Si por un lado la grandeza del príncipe depende de la prosperidad del pueblo, el bienestar del pueblo reposa principalmente en el poder tutelar del príncipe.
Así, no en pos de su particular ventaja interviene el monarca en la legislación sino en interés del propio pueblo; y es en este sentido que se puede y se debe decir que la sanción real no es prerrogativa del monarca sino propiedad, dominio de la nación…
El príncipe es el representante perpetuo del pueblo, así como los diputados son sus representantes elegidos en determinado momento. Los derechos del primero, como los de los otros, sólo se fundan en la utilidad de quienes los han establecido. Nadie protesta contra el veto de la Asamblea nacional, que no es sino un derecho del pueblo confiado a sus representantes, para oponerse a cualquier propuesta que tienda al restablecimiento del despotismo ministerial: ¿por qué entonces protestar contra el veto del príncipe, que tampoco es sino un derecho del pueblo confiado especialmente al príncipe, ya que el príncipe está tan interesado como el pueblo en prevenir el establecimiento de la aristocracia?
(Un pensamiento intempestivo, pp. 61 y 62, énfasis añadido, IC)

Arduo problema en fin el que Mirabeau encaró y sobre el que advirtió a sus contemporáneos y a la posteridad. Pues lo que hubo de venir después, durante los siglos XIX y XX, fue todo menos la instauración y el afianzamiento armónico de la democracia parlamentaria o de la verdadera libertad, según puede apresurarse a afirmar algún analista políticamente correcto y fundamentalista democrático.

No: lo que ha visto el mundo en estos dos últimos siglos no es ni el avance de la libertad, ni el avance de la democracia, pero tampoco la instauración y ulterior colapso de un socialismo «puro» traicionado a su vez por los estalinistas o por la burocracia paquidérmica y atroz. En este sentido es completamente absurdo hablar de avances o de retrocesos históricos.

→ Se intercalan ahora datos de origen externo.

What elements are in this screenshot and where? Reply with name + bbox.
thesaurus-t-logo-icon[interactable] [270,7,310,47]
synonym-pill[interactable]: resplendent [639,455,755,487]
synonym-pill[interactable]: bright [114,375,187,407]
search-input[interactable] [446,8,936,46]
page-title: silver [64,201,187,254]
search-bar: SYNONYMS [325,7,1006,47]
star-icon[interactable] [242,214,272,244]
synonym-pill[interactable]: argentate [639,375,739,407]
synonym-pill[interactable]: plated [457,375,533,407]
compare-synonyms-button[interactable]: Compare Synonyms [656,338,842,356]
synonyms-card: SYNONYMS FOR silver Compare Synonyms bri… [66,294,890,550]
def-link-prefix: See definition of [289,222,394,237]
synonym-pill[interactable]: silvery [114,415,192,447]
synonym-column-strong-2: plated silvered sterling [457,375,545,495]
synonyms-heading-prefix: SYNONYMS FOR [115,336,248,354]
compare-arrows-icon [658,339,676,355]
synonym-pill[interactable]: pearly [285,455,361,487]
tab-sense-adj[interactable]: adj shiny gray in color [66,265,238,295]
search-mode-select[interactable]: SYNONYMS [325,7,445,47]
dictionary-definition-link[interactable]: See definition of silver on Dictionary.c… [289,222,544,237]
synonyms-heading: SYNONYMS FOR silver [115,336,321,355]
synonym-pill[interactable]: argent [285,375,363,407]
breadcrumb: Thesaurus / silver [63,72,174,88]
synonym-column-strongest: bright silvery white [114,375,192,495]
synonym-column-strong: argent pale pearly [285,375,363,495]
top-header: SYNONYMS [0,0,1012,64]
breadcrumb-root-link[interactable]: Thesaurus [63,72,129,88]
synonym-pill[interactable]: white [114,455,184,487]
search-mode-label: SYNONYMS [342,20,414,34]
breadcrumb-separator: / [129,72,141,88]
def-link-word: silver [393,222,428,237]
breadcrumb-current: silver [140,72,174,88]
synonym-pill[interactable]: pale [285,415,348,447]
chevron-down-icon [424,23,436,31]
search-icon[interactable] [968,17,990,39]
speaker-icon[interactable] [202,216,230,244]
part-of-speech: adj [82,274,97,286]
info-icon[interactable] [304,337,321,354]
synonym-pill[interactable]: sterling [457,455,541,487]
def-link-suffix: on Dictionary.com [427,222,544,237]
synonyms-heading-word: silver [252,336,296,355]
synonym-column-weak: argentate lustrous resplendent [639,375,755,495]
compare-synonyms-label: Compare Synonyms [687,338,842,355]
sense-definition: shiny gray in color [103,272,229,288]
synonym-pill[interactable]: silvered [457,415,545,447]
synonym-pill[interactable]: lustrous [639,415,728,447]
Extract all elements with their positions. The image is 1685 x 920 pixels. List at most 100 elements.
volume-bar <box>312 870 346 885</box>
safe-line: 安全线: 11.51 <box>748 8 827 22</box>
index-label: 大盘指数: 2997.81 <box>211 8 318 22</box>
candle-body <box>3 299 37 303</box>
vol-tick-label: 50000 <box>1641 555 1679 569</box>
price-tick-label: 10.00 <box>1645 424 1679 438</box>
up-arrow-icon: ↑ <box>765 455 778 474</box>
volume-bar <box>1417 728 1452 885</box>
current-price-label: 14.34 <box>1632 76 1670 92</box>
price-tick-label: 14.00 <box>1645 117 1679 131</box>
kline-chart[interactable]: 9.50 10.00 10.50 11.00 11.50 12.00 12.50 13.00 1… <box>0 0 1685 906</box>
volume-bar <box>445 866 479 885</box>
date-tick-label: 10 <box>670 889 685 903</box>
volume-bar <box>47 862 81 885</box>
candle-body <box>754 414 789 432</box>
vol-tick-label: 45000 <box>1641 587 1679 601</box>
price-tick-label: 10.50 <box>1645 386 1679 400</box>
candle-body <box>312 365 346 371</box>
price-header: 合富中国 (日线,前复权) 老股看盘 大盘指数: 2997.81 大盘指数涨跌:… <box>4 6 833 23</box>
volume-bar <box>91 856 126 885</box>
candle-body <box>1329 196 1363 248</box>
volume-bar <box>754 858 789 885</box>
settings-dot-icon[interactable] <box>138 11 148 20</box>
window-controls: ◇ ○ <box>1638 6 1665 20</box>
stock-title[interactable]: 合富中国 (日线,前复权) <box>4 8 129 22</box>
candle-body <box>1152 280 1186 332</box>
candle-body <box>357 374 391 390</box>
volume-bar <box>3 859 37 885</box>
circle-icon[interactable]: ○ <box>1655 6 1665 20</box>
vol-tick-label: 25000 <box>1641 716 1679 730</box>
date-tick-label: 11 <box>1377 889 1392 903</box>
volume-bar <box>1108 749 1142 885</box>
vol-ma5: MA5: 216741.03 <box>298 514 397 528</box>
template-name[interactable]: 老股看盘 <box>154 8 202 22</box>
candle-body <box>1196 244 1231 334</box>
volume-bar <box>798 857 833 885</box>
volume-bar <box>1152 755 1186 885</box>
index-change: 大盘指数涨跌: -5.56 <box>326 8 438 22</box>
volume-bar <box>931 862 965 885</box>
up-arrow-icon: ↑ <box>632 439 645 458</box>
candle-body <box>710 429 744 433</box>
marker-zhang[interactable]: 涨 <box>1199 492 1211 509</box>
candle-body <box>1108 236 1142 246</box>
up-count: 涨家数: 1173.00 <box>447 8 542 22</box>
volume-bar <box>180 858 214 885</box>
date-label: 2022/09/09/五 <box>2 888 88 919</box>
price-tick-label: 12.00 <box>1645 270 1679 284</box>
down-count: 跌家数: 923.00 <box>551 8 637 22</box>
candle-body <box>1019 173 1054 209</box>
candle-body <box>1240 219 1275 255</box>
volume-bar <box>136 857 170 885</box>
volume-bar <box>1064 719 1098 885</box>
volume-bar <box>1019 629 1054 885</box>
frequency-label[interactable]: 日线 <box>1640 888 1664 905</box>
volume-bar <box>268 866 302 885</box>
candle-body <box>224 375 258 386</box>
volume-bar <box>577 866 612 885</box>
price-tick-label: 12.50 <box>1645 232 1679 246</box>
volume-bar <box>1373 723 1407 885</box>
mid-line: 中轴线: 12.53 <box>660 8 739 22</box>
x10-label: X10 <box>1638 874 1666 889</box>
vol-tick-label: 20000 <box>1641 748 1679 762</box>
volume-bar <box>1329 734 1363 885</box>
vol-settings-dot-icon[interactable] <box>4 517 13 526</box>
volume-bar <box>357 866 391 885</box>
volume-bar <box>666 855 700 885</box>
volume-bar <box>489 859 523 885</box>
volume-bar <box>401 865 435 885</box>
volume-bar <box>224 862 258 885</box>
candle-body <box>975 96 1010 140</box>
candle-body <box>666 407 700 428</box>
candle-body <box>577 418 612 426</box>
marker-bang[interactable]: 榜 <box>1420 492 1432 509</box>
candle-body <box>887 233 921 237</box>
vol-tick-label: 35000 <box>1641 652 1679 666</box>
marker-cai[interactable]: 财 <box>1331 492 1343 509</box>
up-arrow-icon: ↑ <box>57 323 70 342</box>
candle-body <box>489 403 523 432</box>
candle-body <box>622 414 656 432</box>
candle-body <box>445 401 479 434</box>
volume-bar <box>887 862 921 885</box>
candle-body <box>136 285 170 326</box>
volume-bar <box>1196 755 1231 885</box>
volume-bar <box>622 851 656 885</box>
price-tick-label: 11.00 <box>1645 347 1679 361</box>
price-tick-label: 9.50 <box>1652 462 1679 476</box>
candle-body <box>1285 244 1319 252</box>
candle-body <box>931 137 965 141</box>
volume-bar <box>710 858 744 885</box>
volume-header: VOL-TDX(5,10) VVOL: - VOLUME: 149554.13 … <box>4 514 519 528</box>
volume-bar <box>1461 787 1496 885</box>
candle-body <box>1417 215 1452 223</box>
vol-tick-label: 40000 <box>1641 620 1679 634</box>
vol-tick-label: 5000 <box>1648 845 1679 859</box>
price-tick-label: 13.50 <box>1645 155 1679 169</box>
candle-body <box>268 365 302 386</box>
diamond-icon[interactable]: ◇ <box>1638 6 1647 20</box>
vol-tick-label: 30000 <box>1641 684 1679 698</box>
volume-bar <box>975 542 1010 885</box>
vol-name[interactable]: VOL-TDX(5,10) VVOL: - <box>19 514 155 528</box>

Lo que a nuestro juicio ha presenciado el mundo en estos dos últimos siglos es una serie de cambios muy determinados en la manera en que los equilibrios políticos entre las partes de Estados también muy determinados (los propios de las naciones políticas que, a partir de los tiempos de Mirabeau, comenzaron a recortarse alrededor del planeta entero) han sido fraguados con el propósito de mantener el orden al interior de sus propias estructuras. En momentos específicos, la alianza entre el Príncipe y «el pueblo» ofreció resultados muy característicos, sobre todo durante la primera mitad del siglo XX. En la segunda mitad –y en los inicios del XXI–, después del colapso de uno de esos grandes arreglos político-ideológicos que recorrieron el siglo (la URSS), pareciera que volvemos a ese cuadro que en tan baja estima tenía Mirabeau: la de la configuración de una democracia procedimental pero ficticia detrás de la cual se esconde una aristocracia de pusilánimes que, entronizados despóticamente en las burocracias de los gobiernos, en las de los partidos políticos (la partitocracia) y en el sistema parlamentario por entre cuyos pasillos y curules se rotan cada tres, cuatro o seis años, pero siempre ad aeternum, nos martirizan con sus gestos y sus voces sin cansarse de repetir que hablan como representantes del pueblo.

He aquí en todo caso algunos rasgos de lo que muy bien podríamos denominar el problema de Mirabeau.

¿Y los anarquistas, me preguntáis? Los anarquistas, como los antiautoritarios, no se enteran de nada.